The problem your having is this string is NOT Proper JSON: [500,'hello world']

this would be proper JSON [500,"hello world"]. JSON is very strict on formatting and requires that all string values be wrapped in double quotes and NEVER single quotes.

the proper thing to do to avoid problems, would be to use the php functions json_encode() and json_decode()

for example,

<?php
    $myarray[] = 500;
    $myarray[] = "hello world";
    $myjson = json_encode($myarray);
?>
<form name="input" action="post.php">
    <input type="hidden" name="json" value="<?php echo $myjson ?>" />
    <input type="submit" value="Submit">
</form>

and in the post.php you would read it like so,

<?php
    $posted_data = array();
    if (!empty($_POST['json'])) {
        $posted_data = json_decode($_POST['json'], true);
    }
    print_r($posted_data);
?>

the true flag in json_decode() tells the function you want it as an associative array and not a PHP object, which is its default behavior.

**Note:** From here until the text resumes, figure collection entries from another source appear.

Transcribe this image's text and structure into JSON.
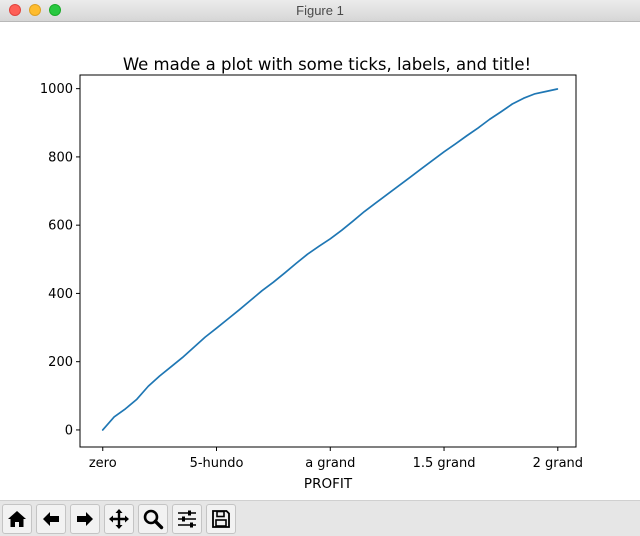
{
  "window": {
    "title": "Figure 1"
  },
  "toolbar": {
    "buttons": [
      "home-icon",
      "back-arrow-icon",
      "forward-arrow-icon",
      "pan-icon",
      "zoom-icon",
      "subplots-config-icon",
      "save-icon"
    ]
  },
  "chart_data": {
    "type": "line",
    "title": "We made a plot with some ticks, labels, and title!",
    "xlabel": "PROFIT",
    "ylabel": "",
    "xlim": [
      -50,
      1040
    ],
    "ylim": [
      -50,
      1040
    ],
    "xticks": [
      0,
      250,
      500,
      750,
      1000
    ],
    "xtick_labels": [
      "zero",
      "5-hundo",
      "a grand",
      "1.5 grand",
      "2 grand"
    ],
    "yticks": [
      0,
      200,
      400,
      600,
      800,
      1000
    ],
    "ytick_labels": [
      "0",
      "200",
      "400",
      "600",
      "800",
      "1000"
    ],
    "grid": false,
    "colors": {
      "line": "#1f77b4"
    },
    "series": [
      {
        "x": [
          0,
          25,
          50,
          75,
          100,
          125,
          150,
          175,
          200,
          225,
          250,
          275,
          300,
          325,
          350,
          375,
          400,
          425,
          450,
          475,
          500,
          525,
          550,
          575,
          600,
          625,
          650,
          675,
          700,
          725,
          750,
          775,
          800,
          825,
          850,
          875,
          900,
          925,
          950,
          975,
          999
        ],
        "values": [
          0,
          38,
          62,
          90,
          128,
          158,
          185,
          212,
          242,
          272,
          298,
          325,
          352,
          380,
          408,
          433,
          460,
          488,
          515,
          538,
          560,
          585,
          612,
          640,
          665,
          690,
          715,
          740,
          765,
          790,
          815,
          838,
          862,
          885,
          910,
          932,
          955,
          972,
          985,
          992,
          999
        ]
      }
    ]
  }
}
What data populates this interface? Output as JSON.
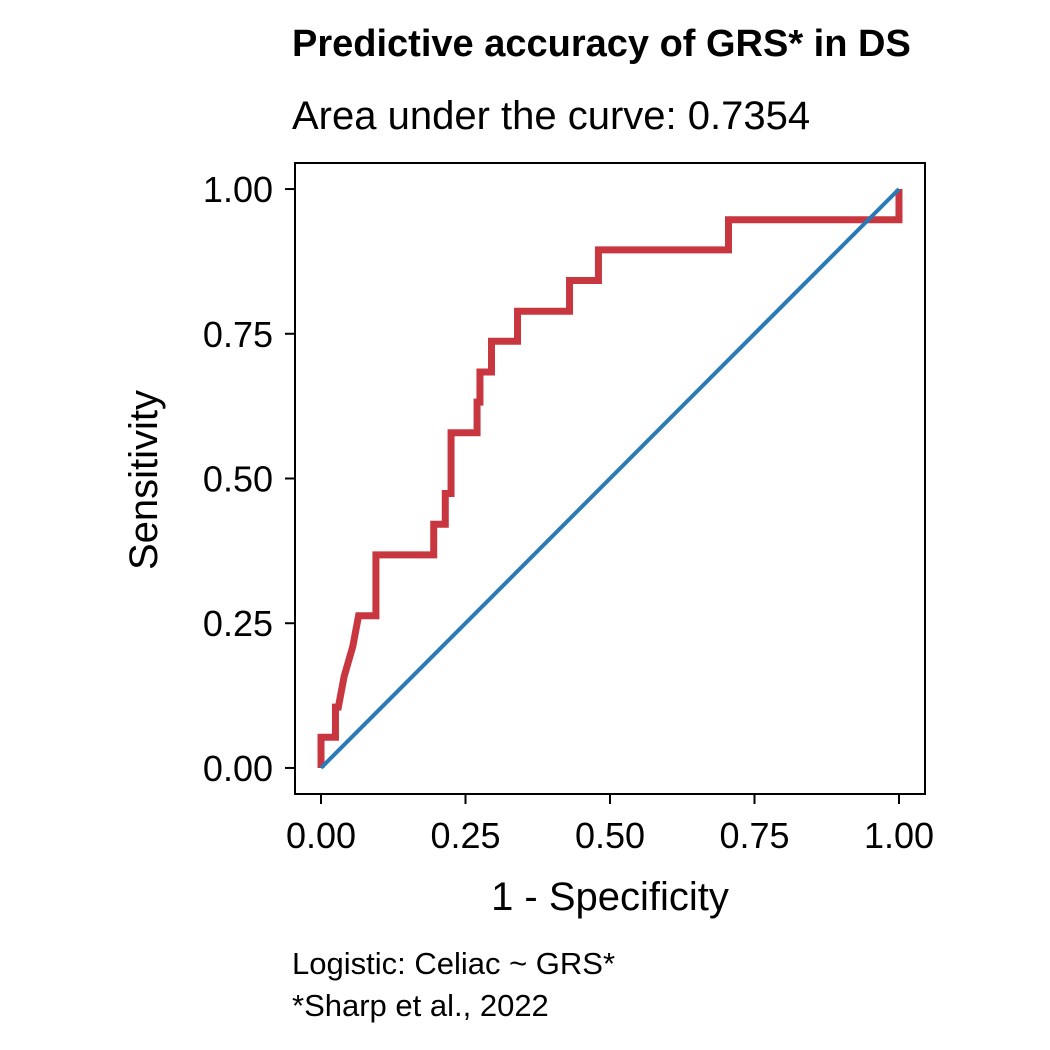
{
  "chart_data": {
    "type": "line",
    "title": "Predictive accuracy of GRS* in DS",
    "subtitle": "Area under the curve: 0.7354",
    "xlabel": "1 - Specificity",
    "ylabel": "Sensitivity",
    "caption_lines": [
      "Logistic: Celiac ~ GRS*",
      "*Sharp et al., 2022"
    ],
    "xlim": [
      -0.045,
      1.045
    ],
    "ylim": [
      -0.045,
      1.045
    ],
    "x_ticks": [
      0,
      0.25,
      0.5,
      0.75,
      1
    ],
    "y_ticks": [
      0,
      0.25,
      0.5,
      0.75,
      1
    ],
    "x_tick_labels": [
      "0.00",
      "0.25",
      "0.50",
      "0.75",
      "1.00"
    ],
    "y_tick_labels": [
      "0.00",
      "0.25",
      "0.50",
      "0.75",
      "1.00"
    ],
    "grid": false,
    "legend": "none",
    "series": [
      {
        "color": "#c8373f",
        "x": [
          0,
          0,
          0.005,
          0.005,
          0.025,
          0.025,
          0.03,
          0.03,
          0.04,
          0.04,
          0.055,
          0.055,
          0.065,
          0.065,
          0.095,
          0.095,
          0.195,
          0.195,
          0.215,
          0.215,
          0.225,
          0.225,
          0.27,
          0.27,
          0.275,
          0.275,
          0.295,
          0.295,
          0.34,
          0.34,
          0.43,
          0.43,
          0.48,
          0.48,
          0.705,
          0.705,
          1,
          1
        ],
        "y": [
          0,
          0.053,
          0.053,
          0.053,
          0.053,
          0.105,
          0.105,
          0.105,
          0.158,
          0.158,
          0.21,
          0.21,
          0.263,
          0.263,
          0.263,
          0.368,
          0.368,
          0.421,
          0.421,
          0.474,
          0.474,
          0.579,
          0.579,
          0.632,
          0.632,
          0.684,
          0.684,
          0.737,
          0.737,
          0.789,
          0.789,
          0.842,
          0.842,
          0.895,
          0.895,
          0.947,
          0.947,
          1
        ]
      },
      {
        "color": "#2a7ab8",
        "x": [
          0,
          1
        ],
        "y": [
          0,
          1
        ]
      }
    ]
  }
}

the print_r() function will output the php structure of the converted JSON array:

Array(
    [0] => 500
    [1] => hello world
) 
Sheac
  • 438
  • 2
  • 6
  • 3
    Good catch. However you also need to use single quotes then for the `value='..'` attribute, or better yet apply `htmlspecialchars()`, so the JSONs double quotes don't break the HTML syntax. – mario Nov 07 '12 at 01:18
  • oops, yeah was going a bit fast, good catch yourself. forgot about the quotes on the input tag lol. If you wanted to avoid the special characters and avoid the single quotes on the input, you could just `base64_encode` the json, then on the other end base64_decode it to avoid any complications. similar to how facebook does their posted json signed request on load of a facebook application. – Sheac Nov 07 '12 at 01:29
1

Is the API a 3rd party on or made by you?

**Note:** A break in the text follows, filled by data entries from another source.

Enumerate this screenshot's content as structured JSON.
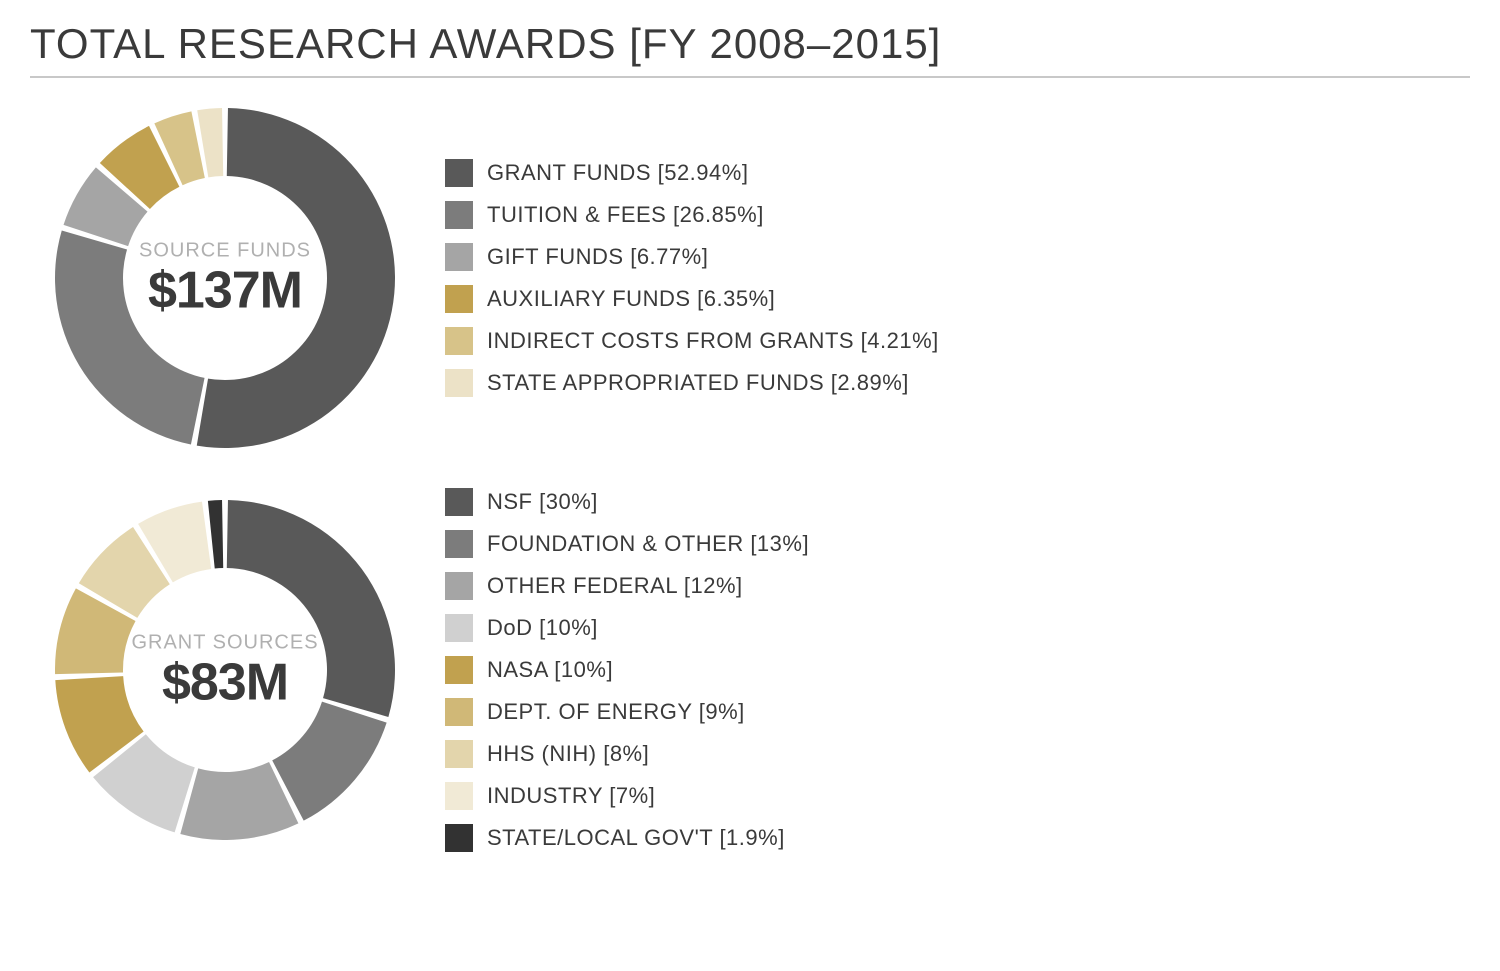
{
  "title": "TOTAL RESEARCH AWARDS [FY 2008–2015]",
  "background_color": "#ffffff",
  "rule_color": "#c8c8c8",
  "title_color": "#3a3a3a",
  "title_fontsize": 42,
  "center_label_color": "#b0b0b0",
  "center_value_color": "#3a3a3a",
  "center_label_fontsize": 20,
  "center_value_fontsize": 52,
  "legend_text_color": "#3a3a3a",
  "legend_fontsize": 22,
  "swatch_size": 28,
  "donut": {
    "outer_radius": 170,
    "inner_radius": 102,
    "gap_deg": 2,
    "start_angle_deg": -90
  },
  "charts": [
    {
      "id": "source-funds",
      "type": "donut",
      "center_label": "SOURCE FUNDS",
      "center_value": "$137M",
      "slices": [
        {
          "label": "GRANT FUNDS [52.94%]",
          "value": 52.94,
          "color": "#595959"
        },
        {
          "label": "TUITION & FEES [26.85%]",
          "value": 26.85,
          "color": "#7c7c7c"
        },
        {
          "label": "GIFT FUNDS [6.77%]",
          "value": 6.77,
          "color": "#a5a5a5"
        },
        {
          "label": "AUXILIARY FUNDS [6.35%]",
          "value": 6.35,
          "color": "#c1a14f"
        },
        {
          "label": "INDIRECT COSTS FROM GRANTS [4.21%]",
          "value": 4.21,
          "color": "#d7c389"
        },
        {
          "label": "STATE APPROPRIATED FUNDS [2.89%]",
          "value": 2.89,
          "color": "#ece2c7"
        }
      ]
    },
    {
      "id": "grant-sources",
      "type": "donut",
      "center_label": "GRANT SOURCES",
      "center_value": "$83M",
      "slices": [
        {
          "label": "NSF [30%]",
          "value": 30,
          "color": "#595959"
        },
        {
          "label": "FOUNDATION & OTHER [13%]",
          "value": 13,
          "color": "#7c7c7c"
        },
        {
          "label": "OTHER FEDERAL [12%]",
          "value": 12,
          "color": "#a5a5a5"
        },
        {
          "label": "DoD [10%]",
          "value": 10,
          "color": "#d0d0d0"
        },
        {
          "label": "NASA [10%]",
          "value": 10,
          "color": "#c1a14f"
        },
        {
          "label": "DEPT. OF ENERGY [9%]",
          "value": 9,
          "color": "#d0b877"
        },
        {
          "label": "HHS (NIH) [8%]",
          "value": 8,
          "color": "#e3d5ac"
        },
        {
          "label": "INDUSTRY [7%]",
          "value": 7,
          "color": "#f1ead6"
        },
        {
          "label": "STATE/LOCAL GOV'T [1.9%]",
          "value": 1.9,
          "color": "#323232"
        }
      ]
    }
  ]
}
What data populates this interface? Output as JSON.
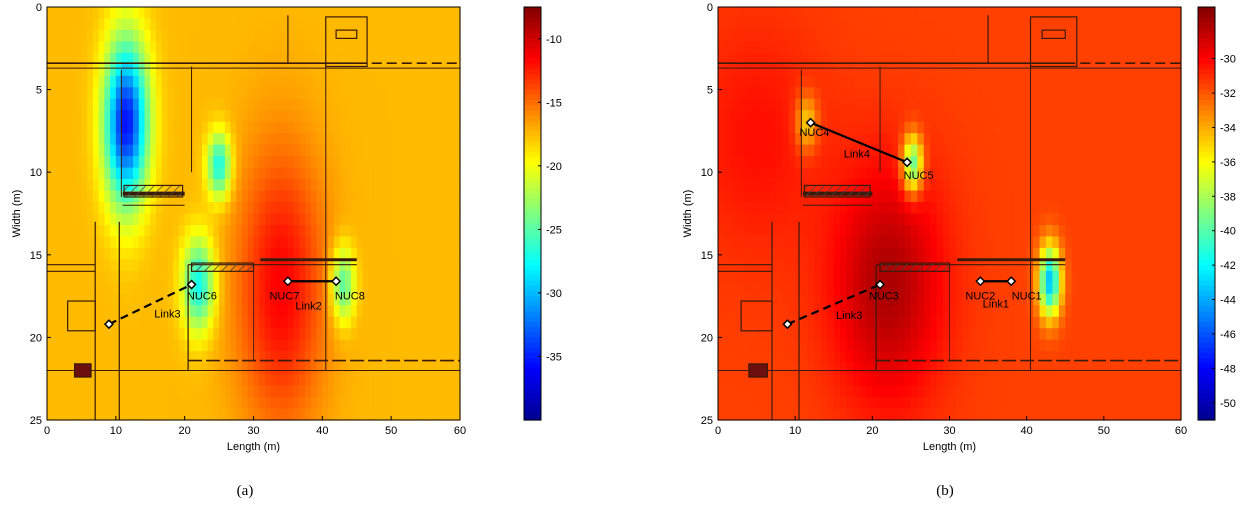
{
  "colors": {
    "scale": [
      "#00008f",
      "#0000ff",
      "#0080ff",
      "#00ffff",
      "#80ff80",
      "#ffff00",
      "#ff8000",
      "#ff0000",
      "#800000"
    ],
    "link": "#000000"
  },
  "chart_data": [
    {
      "type": "heatmap",
      "caption": "(a)",
      "xlabel": "Length (m)",
      "ylabel": "Width (m)",
      "xlim": [
        0,
        60
      ],
      "ylim": [
        0,
        25
      ],
      "y_reversed": true,
      "xticks": [
        0,
        10,
        20,
        30,
        40,
        50,
        60
      ],
      "yticks": [
        0,
        5,
        10,
        15,
        20,
        25
      ],
      "colorbar": {
        "min": -40,
        "max": -7.5,
        "ticks": [
          -10,
          -15,
          -20,
          -25,
          -30,
          -35
        ],
        "position": "right"
      },
      "background_value": -17.5,
      "field_sources": [
        {
          "x": 11.5,
          "y": 7,
          "sx": 2.2,
          "sy": 3.5,
          "amp": -18
        },
        {
          "x": 25,
          "y": 9.6,
          "sx": 1.2,
          "sy": 1.4,
          "amp": -10
        },
        {
          "x": 22,
          "y": 16.8,
          "sx": 1.6,
          "sy": 2.0,
          "amp": -10
        },
        {
          "x": 43,
          "y": 16.8,
          "sx": 1.2,
          "sy": 1.6,
          "amp": -8
        },
        {
          "x": 34,
          "y": 17,
          "sx": 4.5,
          "sy": 6.0,
          "amp": 6
        }
      ],
      "nodes": [
        {
          "label": "NUC6",
          "x": 21,
          "y": 16.8,
          "lx": 22.5,
          "ly": 17.7
        },
        {
          "label": "NUC7",
          "x": 35,
          "y": 16.6,
          "lx": 34.5,
          "ly": 17.7
        },
        {
          "label": "NUC8",
          "x": 42,
          "y": 16.6,
          "lx": 44,
          "ly": 17.7
        }
      ],
      "endpoints": [
        {
          "x": 9,
          "y": 19.2
        }
      ],
      "links": [
        {
          "label": "Link3",
          "from": [
            9,
            19.2
          ],
          "to": [
            21,
            16.8
          ],
          "dashed": true,
          "lx": 17.5,
          "ly": 18.8
        },
        {
          "label": "Link2",
          "from": [
            35,
            16.6
          ],
          "to": [
            42,
            16.6
          ],
          "dashed": false,
          "lx": 38,
          "ly": 18.3
        }
      ]
    },
    {
      "type": "heatmap",
      "caption": "(b)",
      "xlabel": "Length (m)",
      "ylabel": "Width (m)",
      "xlim": [
        0,
        60
      ],
      "ylim": [
        0,
        25
      ],
      "y_reversed": true,
      "xticks": [
        0,
        10,
        20,
        30,
        40,
        50,
        60
      ],
      "yticks": [
        0,
        5,
        10,
        15,
        20,
        25
      ],
      "colorbar": {
        "min": -51,
        "max": -27,
        "ticks": [
          -30,
          -32,
          -34,
          -36,
          -38,
          -40,
          -42,
          -44,
          -46,
          -48,
          -50
        ],
        "position": "right"
      },
      "background_value": -31.5,
      "field_sources": [
        {
          "x": 43,
          "y": 16.6,
          "sx": 1.0,
          "sy": 1.5,
          "amp": -12
        },
        {
          "x": 25.2,
          "y": 9.5,
          "sx": 0.9,
          "sy": 1.2,
          "amp": -9
        },
        {
          "x": 11.5,
          "y": 7,
          "sx": 1.0,
          "sy": 1.2,
          "amp": -4
        },
        {
          "x": 22,
          "y": 16.8,
          "sx": 5.0,
          "sy": 5.0,
          "amp": 3.5
        },
        {
          "x": 5,
          "y": 8,
          "sx": 6.0,
          "sy": 5.0,
          "amp": 1.2
        }
      ],
      "nodes": [
        {
          "label": "NUC4",
          "x": 12,
          "y": 7,
          "lx": 12.5,
          "ly": 7.8
        },
        {
          "label": "NUC5",
          "x": 24.5,
          "y": 9.4,
          "lx": 26,
          "ly": 10.4
        },
        {
          "label": "NUC3",
          "x": 21,
          "y": 16.8,
          "lx": 21.5,
          "ly": 17.7
        },
        {
          "label": "NUC2",
          "x": 34,
          "y": 16.6,
          "lx": 34,
          "ly": 17.7
        },
        {
          "label": "NUC1",
          "x": 38,
          "y": 16.6,
          "lx": 40,
          "ly": 17.7
        }
      ],
      "endpoints": [
        {
          "x": 9,
          "y": 19.2
        }
      ],
      "links": [
        {
          "label": "Link4",
          "from": [
            12,
            7
          ],
          "to": [
            24.5,
            9.4
          ],
          "dashed": false,
          "lx": 18,
          "ly": 9.1
        },
        {
          "label": "Link3",
          "from": [
            9,
            19.2
          ],
          "to": [
            21,
            16.8
          ],
          "dashed": true,
          "lx": 17,
          "ly": 18.9
        },
        {
          "label": "Link1",
          "from": [
            34,
            16.6
          ],
          "to": [
            38,
            16.6
          ],
          "dashed": false,
          "lx": 36,
          "ly": 18.2
        }
      ]
    }
  ]
}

If it is yours, consume the data sent by your form should be as simple as this on your API:

<?php
    $data = json_decode($_REQUEST['json']);

    echo $data[0]; // Should output 500
    echo $data[1]; // Should output hello world

If it is a 3rd party, probably they expect you to send the json in post body. To accomplish that, follow this post: How to post JSON to PHP with curl.